Diciamo subito che tra le due scritture quella che suona decisamente più moderna ed efficace è quella del filosofo di Treviri, capace di esprimersi con un linguaggio decisamente ammaliante e dal grande valore sia letterario che filosofico. Zio Carlo Marx in 4 paginette agili e snelle ci convince del ruolo decisamente positivo svolto dal crimine sotto il profilo della produttività socioeconomica dell’intera collettività. Il delinquente con il suo crimine produce ed alimenta dinamiche economiche, il delinquente con il suo crimine giustifica l’esistenza di una serie di categorie professionali, dai giudici agli sbirri, dai professori di diritto agli scrittori di gialli (come Camilleri, appunto). “Il delinquente - afferma Marx - sprona le forze produttive, rompendo la monotonia e la banale sicurezza della vita borghese”. Il crimine arricchisce la società, quindi, ed anche le arti, è la conclusione dell’inventore del materialismo storico, che chiude il saggio citando un saggio di Mandeville, un polemista di fine settecento che nel suo “La Favola delle Api” aveva dimostrato come tutto il complesso apparato sociale delle api, volto al beneficio di tutto l’alveare, in effetti abbia la sua molla propulsiva (il classico motore immobile) nell’egoismo delle singole api.

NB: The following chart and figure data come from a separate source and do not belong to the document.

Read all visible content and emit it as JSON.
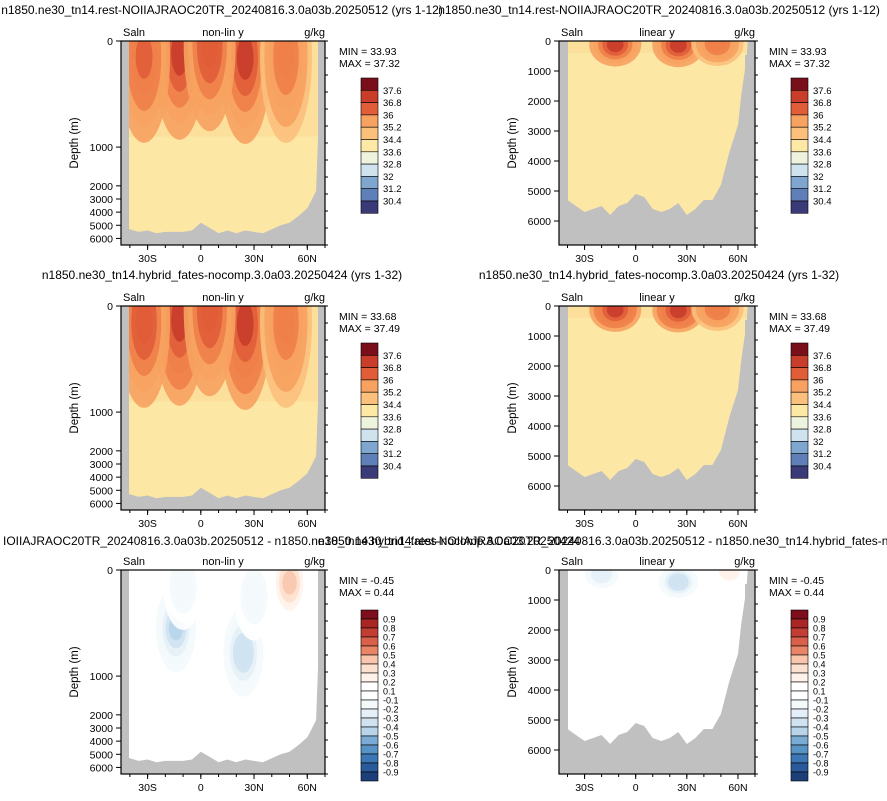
{
  "figure": {
    "panel_titles": [
      "n1850.ne30_tn14.rest-NOIIAJRAOC20TR_20240816.3.0a03b.20250512 (yrs 1-12)",
      "n1850.ne30_tn14.rest-NOIIAJRAOC20TR_20240816.3.0a03b.20250512 (yrs 1-12)",
      "n1850.ne30_tn14.hybrid_fates-nocomp.3.0a03.20250424 (yrs 1-32)",
      "n1850.ne30_tn14.hybrid_fates-nocomp.3.0a03.20250424 (yrs 1-32)",
      "IOIIAJRAOC20TR_20240816.3.0a03b.20250512 - n1850.ne30_tn14.hybrid_fates-nocomp.3.0a03.20250424",
      "n1850.ne30_tn14.rest-NOIIAJRAOC20TR_20240816.3.0a03b.20250512 - n1850.ne30_tn14.hybrid_fates-no"
    ],
    "colors": {
      "land": "#c0c0c0",
      "sal_palette": [
        "#3b3a78",
        "#4c5a9c",
        "#5f7fb8",
        "#7ea6cf",
        "#a6c8e0",
        "#cfe3ee",
        "#eef3dd",
        "#fbf3c4",
        "#fde8a6",
        "#fdd896",
        "#fbc07c",
        "#f7a261",
        "#ee8049",
        "#e05d38",
        "#c93d2b",
        "#a82424",
        "#7a0f1c"
      ],
      "diff_palette": [
        "#1c3f7a",
        "#2a5a9a",
        "#3d76b4",
        "#5893c6",
        "#79abd4",
        "#9ac2e0",
        "#b7d4ea",
        "#cfe2f1",
        "#e4eff7",
        "#f4f9fc",
        "#ffffff",
        "#ffffff",
        "#fff2ea",
        "#fde0cf",
        "#f9c6ad",
        "#f3a688",
        "#e98466",
        "#d9604a",
        "#c23e34",
        "#a82624",
        "#7d0f1c"
      ]
    }
  },
  "chart_data": [
    {
      "type": "heatmap",
      "title": "n1850.ne30_tn14.rest-NOIIAJRAOC20TR_20240816.3.0a03b.20250512 (yrs 1-12)",
      "left_label": "Saln",
      "center_label": "non-lin y",
      "right_label": "g/kg",
      "ylabel": "Depth (m)",
      "x_ticks": [
        "30S",
        "0",
        "30N",
        "60N"
      ],
      "y_ticks": [
        "0",
        "1000",
        "2000",
        "3000",
        "4000",
        "5000",
        "6000"
      ],
      "y_scale": "non-linear",
      "xlim": [
        -45,
        70
      ],
      "ylim": [
        6500,
        0
      ],
      "stats": {
        "min_label": "MIN = ",
        "min": "33.93",
        "max_label": "MAX = ",
        "max": "37.32"
      },
      "colorbar_labels": [
        "37.6",
        "36.8",
        "36",
        "35.2",
        "34.4",
        "33.6",
        "32.8",
        "32",
        "31.2",
        "30.4"
      ],
      "blobs": [
        {
          "x": -12,
          "depth": 120,
          "value": 37.3
        },
        {
          "x": 25,
          "depth": 160,
          "value": 37.2
        },
        {
          "x": 5,
          "depth": 40,
          "value": 36.9
        },
        {
          "x": -32,
          "depth": 150,
          "value": 36.8
        },
        {
          "x": 48,
          "depth": 150,
          "value": 36.3
        }
      ]
    },
    {
      "type": "heatmap",
      "title": "n1850.ne30_tn14.rest-NOIIAJRAOC20TR_20240816.3.0a03b.20250512 (yrs 1-12)",
      "left_label": "Saln",
      "center_label": "linear y",
      "right_label": "g/kg",
      "ylabel": "Depth (m)",
      "x_ticks": [
        "30S",
        "0",
        "30N",
        "60N"
      ],
      "y_ticks": [
        "0",
        "1000",
        "2000",
        "3000",
        "4000",
        "5000",
        "6000"
      ],
      "y_scale": "linear",
      "xlim": [
        -45,
        70
      ],
      "ylim": [
        6800,
        0
      ],
      "stats": {
        "min_label": "MIN = ",
        "min": "33.93",
        "max_label": "MAX = ",
        "max": "37.32"
      },
      "colorbar_labels": [
        "37.6",
        "36.8",
        "36",
        "35.2",
        "34.4",
        "33.6",
        "32.8",
        "32",
        "31.2",
        "30.4"
      ],
      "blobs": [
        {
          "x": -12,
          "depth": 120,
          "value": 37.3
        },
        {
          "x": 25,
          "depth": 140,
          "value": 37.2
        },
        {
          "x": 48,
          "depth": 100,
          "value": 36.3
        }
      ]
    },
    {
      "type": "heatmap",
      "title": "n1850.ne30_tn14.hybrid_fates-nocomp.3.0a03.20250424 (yrs 1-32)",
      "left_label": "Saln",
      "center_label": "non-lin y",
      "right_label": "g/kg",
      "ylabel": "Depth (m)",
      "x_ticks": [
        "30S",
        "0",
        "30N",
        "60N"
      ],
      "y_ticks": [
        "0",
        "1000",
        "2000",
        "3000",
        "4000",
        "5000",
        "6000"
      ],
      "y_scale": "non-linear",
      "xlim": [
        -45,
        70
      ],
      "ylim": [
        6500,
        0
      ],
      "stats": {
        "min_label": "MIN = ",
        "min": "33.68",
        "max_label": "MAX = ",
        "max": "37.49"
      },
      "colorbar_labels": [
        "37.6",
        "36.8",
        "36",
        "35.2",
        "34.4",
        "33.6",
        "32.8",
        "32",
        "31.2",
        "30.4"
      ],
      "blobs": [
        {
          "x": -12,
          "depth": 130,
          "value": 37.45
        },
        {
          "x": 25,
          "depth": 170,
          "value": 37.4
        },
        {
          "x": 5,
          "depth": 40,
          "value": 36.9
        },
        {
          "x": -32,
          "depth": 150,
          "value": 36.9
        },
        {
          "x": 48,
          "depth": 150,
          "value": 36.2
        }
      ]
    },
    {
      "type": "heatmap",
      "title": "n1850.ne30_tn14.hybrid_fates-nocomp.3.0a03.20250424 (yrs 1-32)",
      "left_label": "Saln",
      "center_label": "linear y",
      "right_label": "g/kg",
      "ylabel": "Depth (m)",
      "x_ticks": [
        "30S",
        "0",
        "30N",
        "60N"
      ],
      "y_ticks": [
        "0",
        "1000",
        "2000",
        "3000",
        "4000",
        "5000",
        "6000"
      ],
      "y_scale": "linear",
      "xlim": [
        -45,
        70
      ],
      "ylim": [
        6800,
        0
      ],
      "stats": {
        "min_label": "MIN = ",
        "min": "33.68",
        "max_label": "MAX = ",
        "max": "37.49"
      },
      "colorbar_labels": [
        "37.6",
        "36.8",
        "36",
        "35.2",
        "34.4",
        "33.6",
        "32.8",
        "32",
        "31.2",
        "30.4"
      ],
      "blobs": [
        {
          "x": -12,
          "depth": 130,
          "value": 37.45
        },
        {
          "x": 25,
          "depth": 150,
          "value": 37.4
        },
        {
          "x": 48,
          "depth": 100,
          "value": 36.2
        }
      ]
    },
    {
      "type": "heatmap",
      "title": "IOIIAJRAOC20TR_20240816.3.0a03b.20250512 - n1850.ne30_tn14.hybrid_fates-nocomp.3.0a03.20250424",
      "left_label": "Saln",
      "center_label": "non-lin y",
      "right_label": "g/kg",
      "ylabel": "Depth (m)",
      "x_ticks": [
        "30S",
        "0",
        "30N",
        "60N"
      ],
      "y_ticks": [
        "0",
        "1000",
        "2000",
        "3000",
        "4000",
        "5000",
        "6000"
      ],
      "y_scale": "non-linear",
      "xlim": [
        -45,
        70
      ],
      "ylim": [
        6500,
        0
      ],
      "stats": {
        "min_label": "MIN = ",
        "min": "-0.45",
        "max_label": "MAX = ",
        "max": "0.44"
      },
      "colorbar_labels": [
        "0.9",
        "0.8",
        "0.7",
        "0.6",
        "0.5",
        "0.4",
        "0.3",
        "0.2",
        "0.1",
        "-0.1",
        "-0.2",
        "-0.3",
        "-0.4",
        "-0.5",
        "-0.6",
        "-0.7",
        "-0.8",
        "-0.9"
      ],
      "blobs": [
        {
          "x": -14,
          "depth": 550,
          "value": -0.45
        },
        {
          "x": 24,
          "depth": 780,
          "value": -0.4
        },
        {
          "x": -10,
          "depth": 150,
          "value": -0.15
        },
        {
          "x": 30,
          "depth": 250,
          "value": -0.15
        },
        {
          "x": 50,
          "depth": 120,
          "value": 0.44
        }
      ]
    },
    {
      "type": "heatmap",
      "title": "n1850.ne30_tn14.rest-NOIIAJRAOC20TR_20240816.3.0a03b.20250512 - n1850.ne30_tn14.hybrid_fates-no",
      "left_label": "Saln",
      "center_label": "linear y",
      "right_label": "g/kg",
      "ylabel": "Depth (m)",
      "x_ticks": [
        "30S",
        "0",
        "30N",
        "60N"
      ],
      "y_ticks": [
        "0",
        "1000",
        "2000",
        "3000",
        "4000",
        "5000",
        "6000"
      ],
      "y_scale": "linear",
      "xlim": [
        -45,
        70
      ],
      "ylim": [
        6800,
        0
      ],
      "stats": {
        "min_label": "MIN = ",
        "min": "-0.45",
        "max_label": "MAX = ",
        "max": "0.44"
      },
      "colorbar_labels": [
        "0.9",
        "0.8",
        "0.7",
        "0.6",
        "0.5",
        "0.4",
        "0.3",
        "0.2",
        "0.1",
        "-0.1",
        "-0.2",
        "-0.3",
        "-0.4",
        "-0.5",
        "-0.6",
        "-0.7",
        "-0.8",
        "-0.9"
      ],
      "blobs": [
        {
          "x": -20,
          "depth": 150,
          "value": -0.25
        },
        {
          "x": 25,
          "depth": 400,
          "value": -0.4
        },
        {
          "x": 55,
          "depth": 60,
          "value": 0.3
        }
      ]
    }
  ]
}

L’introduzione di Camilleri (che consiglio di leggere dopo aver letto il testo di Marx) ci informa meglio su questo Mandeville, inserendolo all’interno di una corrente di satira paradossale che ha il suo maggior epigono nello Swift di “Modesta Proposta” (dove si propone di risolvere il problema dell’infanzia povera arrostendo i neonati e servendoli come cibo pregiato).
In effetti, a ben vedere, al di là dei pamphlet satirici e di proposte goliardiche, la logica dell’egoismo individuale è stata in quegli anni scelta da Adam Smith per gettare le basi ideologiche del liberismo e dell’intera società capitalista, per cui è naturale che zio Marx ne parlasse. O no?